Max looked up. “Didn’t you?”

Julia drew in a deep breath. The mistiness returned to her eyes. “It’s a shock. It hurts that I won’t be able to discuss my day with him. But I won’t cry two years from now the way you do.”

Max immediately touched her cheek. Her fingers came away damp. “I’m not crying.” She had no explanation for what the moisture was.

Julia gave her a soft, knowing look. Max hated that spark of pity in the other woman’s eyes. Somewhere along the way, Julia had loved, loved and lost, and now she thought she knew everything there was to know about Max Starr.

“I’m not crying,” Max reiterated with an edge to her voice.

“You’re right, I’m sorry.
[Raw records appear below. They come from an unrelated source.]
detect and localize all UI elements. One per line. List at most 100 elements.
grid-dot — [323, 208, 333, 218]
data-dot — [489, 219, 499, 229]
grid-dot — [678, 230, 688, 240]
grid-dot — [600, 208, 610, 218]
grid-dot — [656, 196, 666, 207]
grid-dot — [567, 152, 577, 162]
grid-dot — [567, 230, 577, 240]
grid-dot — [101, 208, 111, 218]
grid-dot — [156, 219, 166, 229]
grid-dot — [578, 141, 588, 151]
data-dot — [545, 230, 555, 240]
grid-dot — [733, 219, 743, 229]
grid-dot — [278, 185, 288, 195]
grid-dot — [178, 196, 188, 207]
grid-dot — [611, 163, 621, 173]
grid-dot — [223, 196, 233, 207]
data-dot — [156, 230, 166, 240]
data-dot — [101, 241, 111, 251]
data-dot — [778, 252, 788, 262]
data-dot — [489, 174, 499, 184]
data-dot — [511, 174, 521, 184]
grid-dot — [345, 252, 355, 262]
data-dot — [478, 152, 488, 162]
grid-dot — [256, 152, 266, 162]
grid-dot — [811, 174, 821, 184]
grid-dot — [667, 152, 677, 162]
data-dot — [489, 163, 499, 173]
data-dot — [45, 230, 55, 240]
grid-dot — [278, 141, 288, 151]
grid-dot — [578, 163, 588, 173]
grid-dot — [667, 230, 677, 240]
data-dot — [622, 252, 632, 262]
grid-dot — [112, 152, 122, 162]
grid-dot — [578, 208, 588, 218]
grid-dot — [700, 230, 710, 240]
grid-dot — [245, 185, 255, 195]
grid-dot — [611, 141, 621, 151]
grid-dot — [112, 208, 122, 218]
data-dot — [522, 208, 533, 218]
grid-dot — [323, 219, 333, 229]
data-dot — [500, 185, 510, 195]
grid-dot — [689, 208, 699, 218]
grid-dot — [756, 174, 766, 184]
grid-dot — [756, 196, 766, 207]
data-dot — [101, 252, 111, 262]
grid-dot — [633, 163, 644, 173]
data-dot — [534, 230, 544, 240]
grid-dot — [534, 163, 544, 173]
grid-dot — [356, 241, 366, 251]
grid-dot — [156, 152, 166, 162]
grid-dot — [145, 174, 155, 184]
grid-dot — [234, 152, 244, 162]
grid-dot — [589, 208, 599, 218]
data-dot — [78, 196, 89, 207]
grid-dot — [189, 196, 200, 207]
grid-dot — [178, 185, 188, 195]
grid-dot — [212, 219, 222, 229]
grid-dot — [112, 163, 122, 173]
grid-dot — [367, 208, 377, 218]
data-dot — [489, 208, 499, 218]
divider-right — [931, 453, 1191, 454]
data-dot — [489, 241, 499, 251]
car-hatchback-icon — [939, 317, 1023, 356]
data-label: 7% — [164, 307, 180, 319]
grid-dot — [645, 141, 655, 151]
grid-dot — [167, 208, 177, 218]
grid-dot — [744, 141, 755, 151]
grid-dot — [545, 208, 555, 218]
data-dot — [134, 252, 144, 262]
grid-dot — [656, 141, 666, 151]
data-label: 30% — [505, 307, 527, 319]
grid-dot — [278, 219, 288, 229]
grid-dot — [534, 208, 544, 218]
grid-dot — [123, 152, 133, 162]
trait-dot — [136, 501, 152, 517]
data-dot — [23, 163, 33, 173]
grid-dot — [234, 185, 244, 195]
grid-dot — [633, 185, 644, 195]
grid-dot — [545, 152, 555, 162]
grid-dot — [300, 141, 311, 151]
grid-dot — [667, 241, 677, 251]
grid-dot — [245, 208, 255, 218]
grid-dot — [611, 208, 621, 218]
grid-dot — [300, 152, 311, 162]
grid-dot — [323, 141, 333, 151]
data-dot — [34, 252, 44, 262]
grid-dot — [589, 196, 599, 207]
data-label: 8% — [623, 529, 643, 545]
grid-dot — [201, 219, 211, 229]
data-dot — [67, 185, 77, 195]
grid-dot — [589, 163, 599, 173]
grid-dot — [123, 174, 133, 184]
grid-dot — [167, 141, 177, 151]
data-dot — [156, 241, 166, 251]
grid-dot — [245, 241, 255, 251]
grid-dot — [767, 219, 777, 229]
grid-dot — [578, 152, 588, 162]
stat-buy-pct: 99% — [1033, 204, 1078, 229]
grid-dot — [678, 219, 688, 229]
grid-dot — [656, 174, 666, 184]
Let me put it another way. I will have no emotion two years from today. At least about Lance.” She folded her cocktail napkin over and over in half-inch pleats. “It isn’t really fair either. You see, Lance wasn’t a bad man.”

“Wasn’t he?” Good men didn’t obsess about other women and wouldn’t flaunt their affairs as Lance had done in Julia’s office. Like rubbing salt in a wound, even if he didn’t think Julia had an injury, he’d let Angela Rocket take him to the stars in a way that would cause Julia the most humiliation.

Maybe he’d gotten his just desserts dying as he did.

Contemplating her napkin, Julia tried to explain. “He took such good care of me, did anything I wanted, anything I asked.” Who was this woman trying to convince, herself or Max? And if this was an act for Max, exactly what was Julia trying to hide?

“Didn’t you ask him to go to your gala on Saturday night?”

Julia’s head came up, a startled look in her eyes. Perhaps frightened. “Yes, but...”

“Instead he was betraying you with another woman.” She stopped, let that sink in, then lunged forward with—“In your office”—feeling only a bit of a bitch after the deed was done.

Julia swallowed, closed her eyes and took a deep breath in much the same way Max did to calm herself. Then she opened her eyes. A hint of pain remained. “One should never have inappropriate expectations,” she murmured.

“I don’t think expecting fidelity in your marriage is inappropriate.”

Julia smiled, softly, sadly. “Maybe. But then maybe acceptance is what happens when you settle for something before you know what you really want.”

Max tipped her head. “I don’t really get what you mean.”

A full-throated laugh this time, still sad. “I know. I’m being enigmatic. I’m sorry.”

They stared at each other for five seconds, perhaps more, then Max broke into the silence with the question she’d wanted to ask all along. She figured she’d earned the right by baring her soul. “Did you kill your husband?”

Julia ran a hand through her hair. “Baxter hasn’t asked me that. Even the police haven’t asked outright.”